- Bill Waterson, Calvin and Hobbes
My feet carried me to the library all by themselves.
Nice out today, the doorman said as I left Wilshire. He was right. Blue skies and warm weather forced me out of my customary sweatshirt.
On the way there I passed an odd woman on the sidewalk. Something told me she was the one, the one who'd taken the two. And yet, my feet kept going, unperturbed.
What kind of January is this? I said to the librarian when I entered. An attempt at casual conversation.
She stared at me, squinted one eye. Maybe she was contemplating ordering me out of the library again. Maybe she wasn't used to being asked about the weather.
The kind that kills, she said.
What?
Plants. Kills plants. They'll all thinks it's Spring, and sprout out of their little hiding places and then, sooner than you can say Thanatos, it'll be cold and they'll die. They'll freeze, and whither, and die cold, lonely little deaths.
Without further comment, she returned to shuffling a stack of papers on her desk. Paperwork, I supposed, though she didn't seem to be making any move to do anything with it other than shuffle it round and round until the end of the world.
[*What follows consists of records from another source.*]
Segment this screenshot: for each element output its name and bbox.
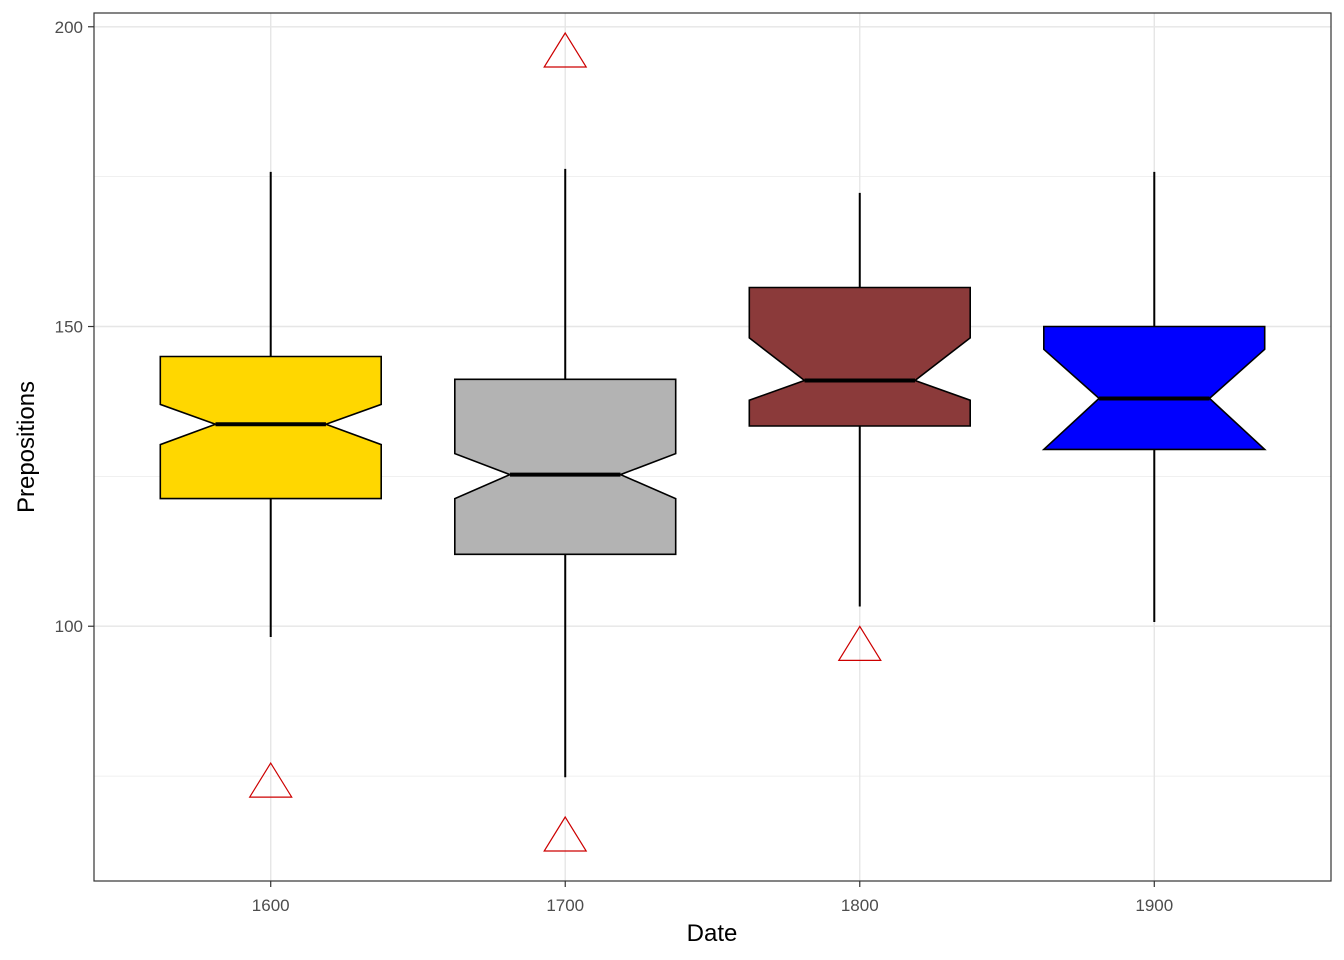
x-tick-label: 1900 bbox=[1135, 896, 1173, 915]
x-axis-title: Date bbox=[687, 920, 738, 947]
outlier-point bbox=[248, 761, 293, 798]
x-tick-label: 1600 bbox=[252, 896, 290, 915]
outliers-layer bbox=[248, 31, 882, 852]
outlier-point bbox=[837, 625, 882, 662]
y-tick-label: 100 bbox=[55, 617, 83, 636]
y-axis: 100 150 200 bbox=[55, 18, 94, 636]
box-1900 bbox=[1041, 325, 1267, 451]
y-tick-label: 150 bbox=[55, 318, 83, 337]
box-1800 bbox=[748, 286, 972, 427]
y-tick-label: 200 bbox=[55, 18, 83, 37]
plot-panel-border bbox=[93, 12, 1332, 882]
box-1700 bbox=[453, 378, 677, 556]
x-tick-label: 1700 bbox=[546, 896, 584, 915]
boxes-layer bbox=[159, 168, 1267, 778]
outlier-point bbox=[543, 31, 588, 68]
outlier-point bbox=[543, 815, 588, 852]
y-axis-title: Prepositions bbox=[13, 381, 40, 513]
x-axis: 1600 1700 1800 1900 bbox=[252, 881, 1173, 915]
box-1600 bbox=[159, 355, 383, 500]
x-tick-label: 1800 bbox=[841, 896, 879, 915]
I spent the next few hours aimlessly wandering the library. No research project today; not on water molecules or numbers or any other ephemera. Just picking books at random from the shelves, examining covers, author names, trying to pick something to read. They say you can't judge a book by its cover, but you don't really have any other choice.
Eventually I settled on one with a blurry image of someone's face on the cover. He was wearing glasses, but where the eye should have been, instead there were the waves of the ocean. Finding a warm corner to sit in, I began to read. It was a story about a Japanese kid. He was running away from home. I read and read.
At first I promised myself I'd go back to work on my project after a few hours, but I couldn't draw myself away from the book. I couldn't draw myself away from not doing anything. I smiled, stretched, inhaled the book smell, and gave in to temptation.
As the pages and hours crept by I could feel the heat slowly pulling down my eyelids . . . I fell asleep . . . and dreamed of nothing at all.